Lorgues | Le moniteur d’auto-école aux 7 victimes n’ira pas en prison

oui

Pédocriminel En liberté

“C’était pour les aider à se détendre”
Une bretelle de soutien-gorge remise en place, une poitrine effleurée, une jupe relevée jusqu’aux hanches “parce qu’on voit mieux les pédales”, des épaules massées avec application, des mains qui s’égarent sur les cuisses graciles “pour indiquer les changements de vitesse”…

Un moniteur d’auto-école a été condamné à 18 mois de prison pour avoir agressé sexuellement plusieurs de ses élèves entre 2018 et 2021.

Un comble pour ce moniteur d’auto-école de 46 ans que d’être jugé pour écart de conduite sur les petites routes de Lorgues.

De 2018 à 2021, dans l’habitacle feutré des voitures, Francis a eu la pédagogie tactile et le dérapage bien contrôlé.

Le moniteur préférait le langage du corps, tout émoustillé par ses jeunes proies au cœur tendre.

Pas moins de sept jeunes élèves ont porté l’affaire devant le tribunal de Draguignan dont sa collègue de travail, pour un baiser volé, coincée derrière un bureau.

Dans sa déposition, celle-ci l’accuse même d’élaborer ses plannings :

“En choisissant les élèves les plus jolies”.

À la présidente, Marie-José Coureau-Vergnolles, qui s’inquiète de cette pédagogie “malsaine”, Francis oppose la promiscuité imposée par l’étroitesse du véhicule.
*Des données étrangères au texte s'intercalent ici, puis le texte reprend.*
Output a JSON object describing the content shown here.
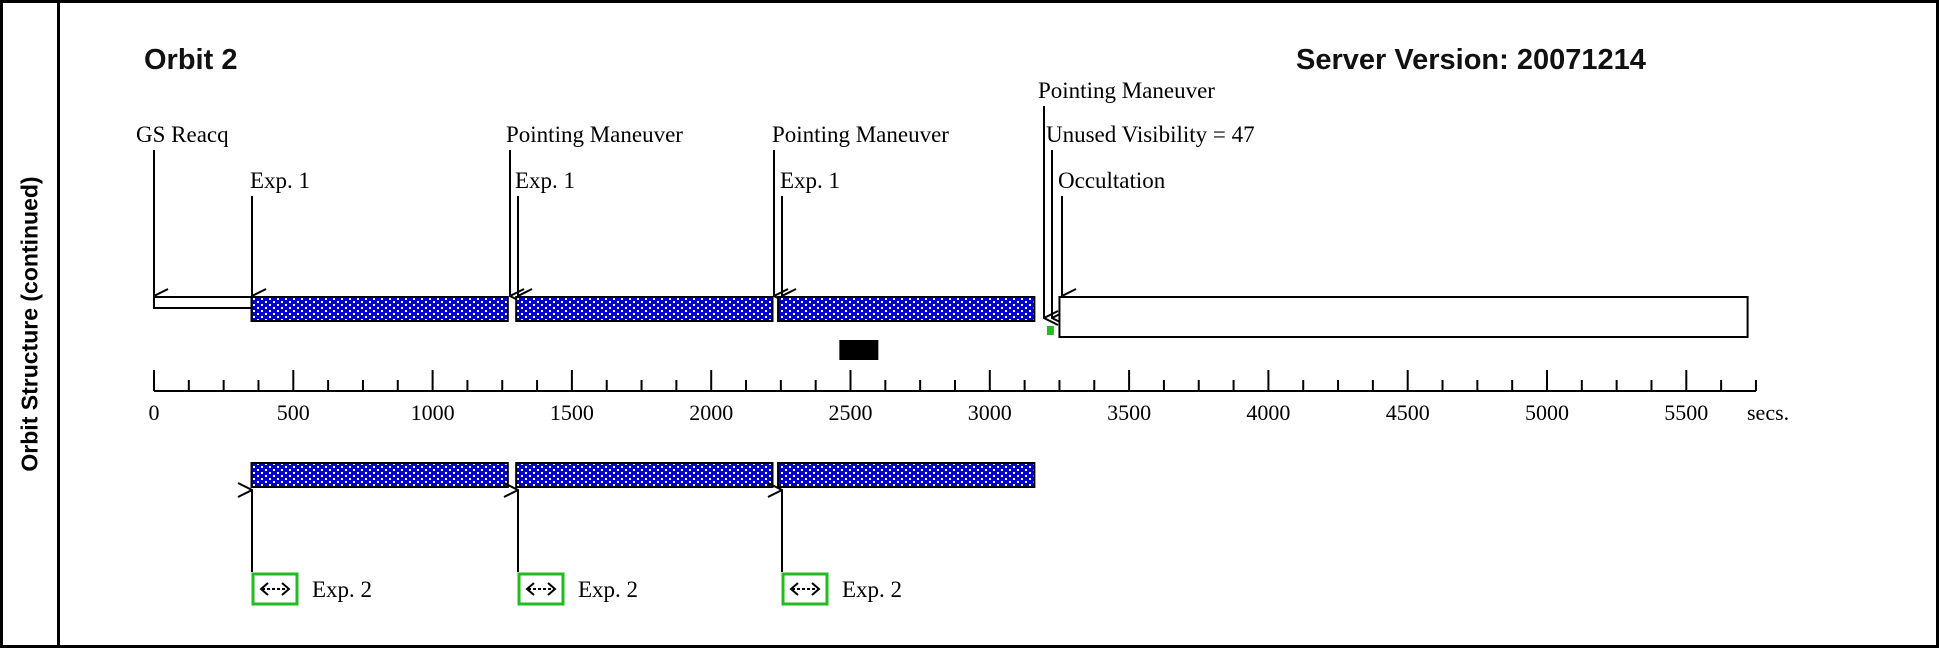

Quant aux massages et aux caresses…

“C’était pour les aider à se détendre”.

La magistrate hausse le sourcil.

“Vous ne pensez pas que c’était plutôt votre comportement qui les mettait en stress?”.

Non, le moniteur, licencié depuis les faits, ne semble pas comprendre qu’il a franchi la ligne blanche.
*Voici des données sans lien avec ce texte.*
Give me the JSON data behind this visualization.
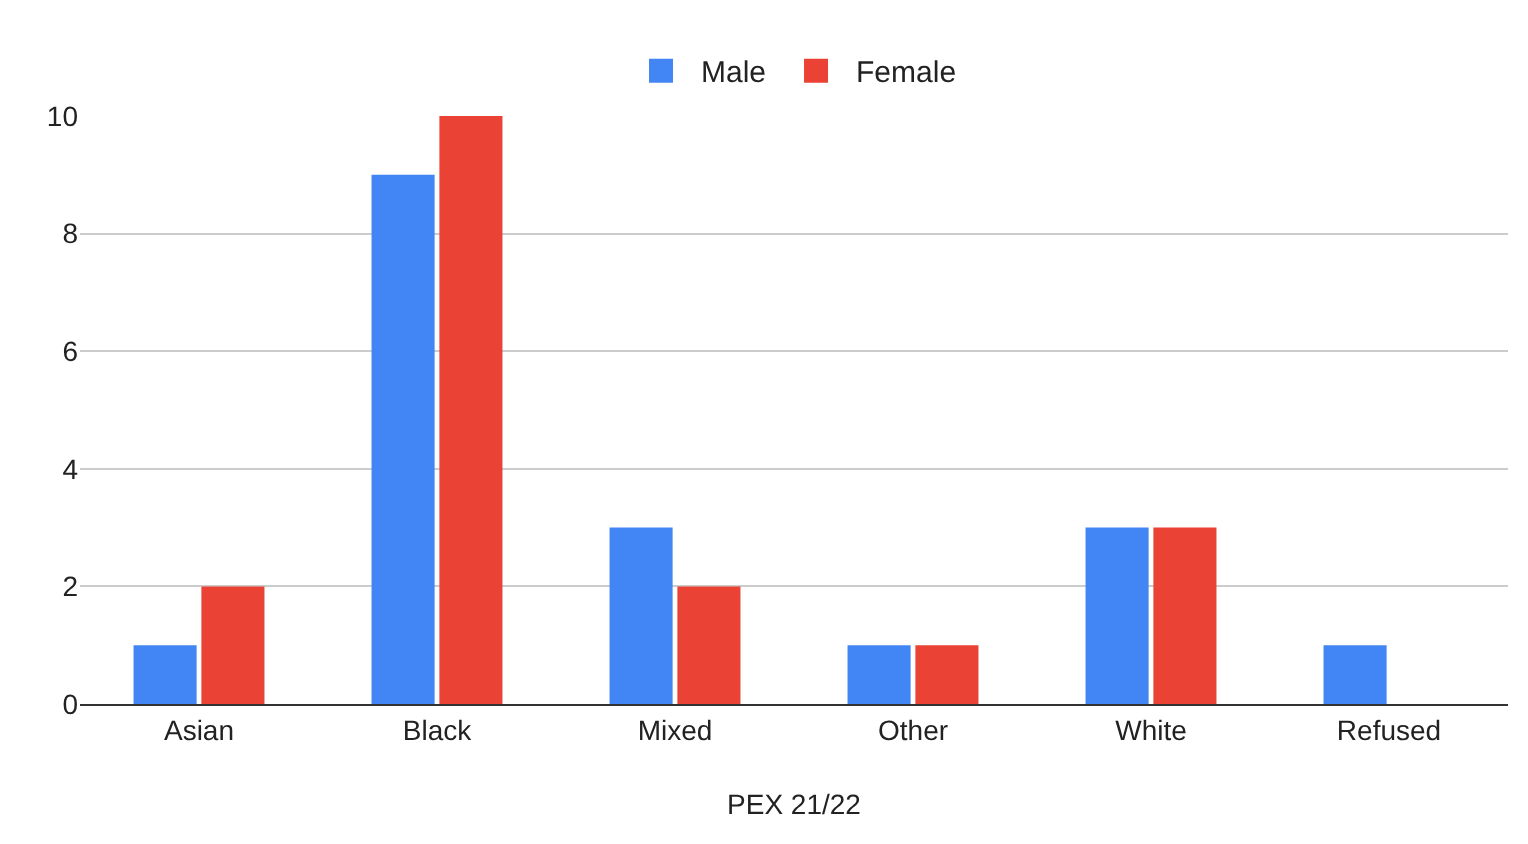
{
  "chart_data": {
    "type": "bar",
    "xlabel": "PEX 21/22",
    "categories": [
      "Asian",
      "Black",
      "Mixed",
      "Other",
      "White",
      "Refused"
    ],
    "series": [
      {
        "name": "Male",
        "color": "#4285f4",
        "values": [
          1,
          9,
          3,
          1,
          3,
          1
        ]
      },
      {
        "name": "Female",
        "color": "#ea4335",
        "values": [
          2,
          10,
          2,
          1,
          3,
          0
        ]
      }
    ],
    "ylim": [
      0,
      10
    ],
    "yticks": [
      0,
      2,
      4,
      6,
      8,
      10
    ],
    "grid": "y",
    "legend": "top"
  }
}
Le procureur, David Malicot, se fait un devoir de lui lire la définition du harcèlement sexuel. La répétition des gestes, l’absence de consentement. Le magistrat ferraille pour obtenir des aveux francs.

“Elles ont besoin de cette reconnaissance pour se reconstruire!”

Francis tergiverse, il se reconnaît “tactile” mais réfute le côté “prédateur”.

Soutenues par leurs parents, deux jeunes filles, très émues, témoignent à la barre. L’une d’entre elles s’effondre en larmes:

“Il me disait je vais te mettre dans les conditions de l’examen pour que tu gères le stress, il me touchait le ventre, la poitrine, je pensais que j’étais folle!”

Les avocates des parties civiles réclament un préjudice de 2.000 à 7.000 euros.

Me Ducrocq-Schreck dénonce :

“Des heures de conduite cauchemardesques!”

Me Dartois poursuit :

“Il est intelligent, impossible qu’il n’ait pas eu conscience du mal qu’il faisait”

Le procureur se veut cinglant:

“Vos gestes n’avaient rien de ceux d’un enseignant, il n’est plus acceptable qu’un homme considère une jeune fille comme sa chose!”

Et de requérir deux ans de prison dont six mois ferme avec obligation de soins.

L’avocat de la défense, Me Brunet-Debaines, exhibe d’emblée les médailles de son client lorsqu’il était militaire.

“Il a servi la France tout de même. Les faits qu’on lui reproche ne sont pas si graves, ses méthodes n’ont pas été comprises. N’a-t-on pas accusé Sarkozy ou Macron d’être tactile?”

Le tribunal a au final condamné le moniteur à 18 mois de prison dont 12 avec sursis et obligation d’indemniser les victimes.

Francis pourra exécuter les six mois ferme sous forme de bracelet électronique. Et ainsi dégager du temps pour réviser son code de bonne conduite.